I'm not a legal expert, but the elder care lawyer my sister and I talked to explained how they can protect my Mom's savings by establishing an irrevocable trust that Medicaid can't touch. We hide (in a legal way for the state of NJ) that money away, pay the first year or so at the rest home, and then Medicaid pays after that.

That's the gist from how I understood it, anyways. Your state may vary.

Leperflesh
May 17, 2007

Be careful that you understand the details of the various limits for the specific type of irrevocable trust you get. It is indeed a way to "hide" or rather sequester someone's money so that they can qualify for means-tested benefits. But it's irrevocable, and depending on the type, there can be clawbacks after death, limits on spending, etc.

Sundae
Dec 1, 2005
Yeah that was something we set up for my mother, because my grandparents didn't do it until too late. In NY, there's a clawback period even post-trust of X years (5? 7?), something like that.
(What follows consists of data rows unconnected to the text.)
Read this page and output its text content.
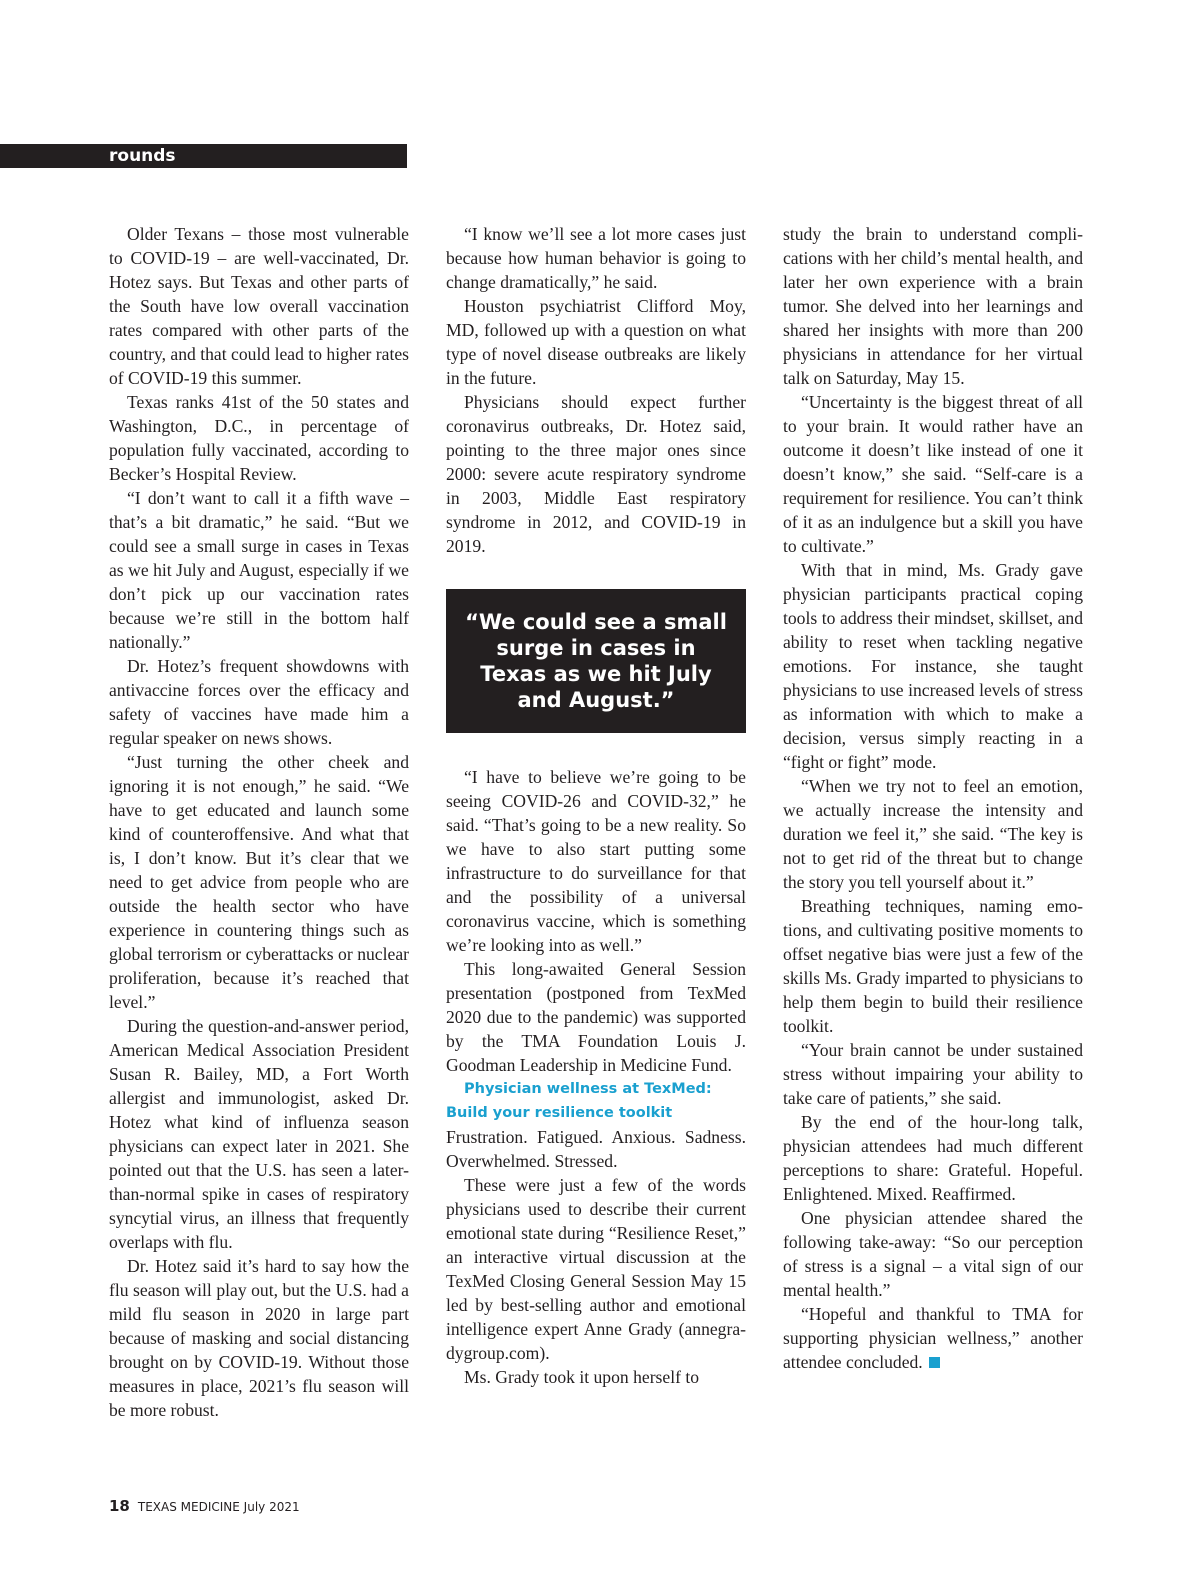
rounds

Older Texans – those most vulnerable to COVID-19 – are well-vaccinated, Dr. Hotez says. But Texas and other parts of the South have low overall vaccination rates compared with other parts of the country, and that could lead to higher rates of COVID-19 this summer.

Texas ranks 41st of the 50 states and Washington, D.C., in percentage of population fully vaccinated, according to Becker’s Hospital Review.

“I don’t want to call it a fifth wave – that’s a bit dramatic,” he said. “But we could see a small surge in cases in Texas as we hit July and August, especially if we don’t pick up our vaccination rates because we’re still in the bottom half nationally.”

Dr. Hotez’s frequent showdowns with antivaccine forces over the efficacy and safety of vaccines have made him a regular speaker on news shows.

“Just turning the other cheek and ignoring it is not enough,” he said. “We have to get educated and launch some kind of counteroffensive. And what that is, I don’t know. But it’s clear that we need to get advice from people who are outside the health sector who have experience in countering things such as global terrorism or cyberattacks or nuclear proliferation, because it’s reached that level.”

During the question-and-answer period, American Medical Association President Susan R. Bailey, MD, a Fort Worth allergist and immunologist, asked Dr. Hotez what kind of influenza season physicians can expect later in 2021. She pointed out that the U.S. has seen a later-than-normal spike in cases of respiratory syncytial virus, an illness that frequently overlaps with flu.

Dr. Hotez said it’s hard to say how the flu season will play out, but the U.S. had a mild flu season in 2020 in large part because of masking and social distancing brought on by COVID-19. Without those measures in place, 2021’s flu season will be more robust.

“I know we’ll see a lot more cases just because how human behavior is going to change dramatically,” he said.

Houston psychiatrist Clifford Moy, MD, followed up with a question on what type of novel disease outbreaks are likely in the future.

Physicians should expect further coronavirus outbreaks, Dr. Hotez said, pointing to the three major ones since 2000: severe acute respiratory syndrome in 2003, Middle East respiratory syndrome in 2012, and COVID-19 in 2019.

“We could see a small surge in cases in Texas as we hit July and August.”

“I have to believe we’re going to be seeing COVID-26 and COVID-32,” he said. “That’s going to be a new reality. So we have to also start putting some infrastructure to do surveillance for that and the possibility of a universal coronavirus vaccine, which is something we’re looking into as well.”

This long-awaited General Session presentation (postponed from TexMed 2020 due to the pandemic) was supported by the TMA Foundation Louis J. Goodman Leadership in Medicine Fund.

Physician wellness at TexMed: Build your resilience toolkit

Frustration. Fatigued. Anxious. Sadness. Overwhelmed. Stressed.

These were just a few of the words physicians used to describe their current emotional state during “Resilience Reset,” an interactive virtual discussion at the TexMed Closing General Session May 15 led by best-selling author and emotional intelligence expert Anne Grady (annegradygroup.com).

Ms. Grady took it upon herself to

study the brain to understand complications with her child’s mental health, and later her own experience with a brain tumor. She delved into her learnings and shared her insights with more than 200 physicians in attendance for her virtual talk on Saturday, May 15.

“Uncertainty is the biggest threat of all to your brain. It would rather have an outcome it doesn’t like instead of one it doesn’t know,” she said. “Self-care is a requirement for resilience. You can’t think of it as an indulgence but a skill you have to cultivate.”

With that in mind, Ms. Grady gave physician participants practical coping tools to address their mindset, skillset, and ability to reset when tackling negative emotions. For instance, she taught physicians to use increased levels of stress as information with which to make a decision, versus simply reacting in a “fight or fight” mode.

“When we try not to feel an emotion, we actually increase the intensity and duration we feel it,” she said. “The key is not to get rid of the threat but to change the story you tell yourself about it.”

Breathing techniques, naming emotions, and cultivating positive moments to offset negative bias were just a few of the skills Ms. Grady imparted to physicians to help them begin to build their resilience toolkit.

“Your brain cannot be under sustained stress without impairing your ability to take care of patients,” she said.

By the end of the hour-long talk, physician attendees had much different perceptions to share: Grateful. Hopeful. Enlightened. Mixed. Reaffirmed.

One physician attendee shared the following take-away: “So our perception of stress is a signal – a vital sign of our mental health.”

“Hopeful and thankful to TMA for supporting physician wellness,” another attendee concluded.

18 TEXAS MEDICINE July 2021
Even if the assets are in a trust, until they've been there for long enough, they're still fair game for state Medicaid / spend-down purposes. There are some things that the spousal impoverishment provisions can get around (like not having to sell your primary residence, etc), but you still have to have all that stuff sorted. The first thing I did after I saw the poo poo my grandparents went through was massively increase my life and disability insurance, get my mother LTC insurance (which was before every provider died/went bankrupt / realized they couldn't honor any of what they promised), and set up trusts, wills, end of life stuff, etc etc for my own family.

No way in hell I want my wife or kid to have to deal with any of the poo poo my mother and grandmother did. What a trainwreck.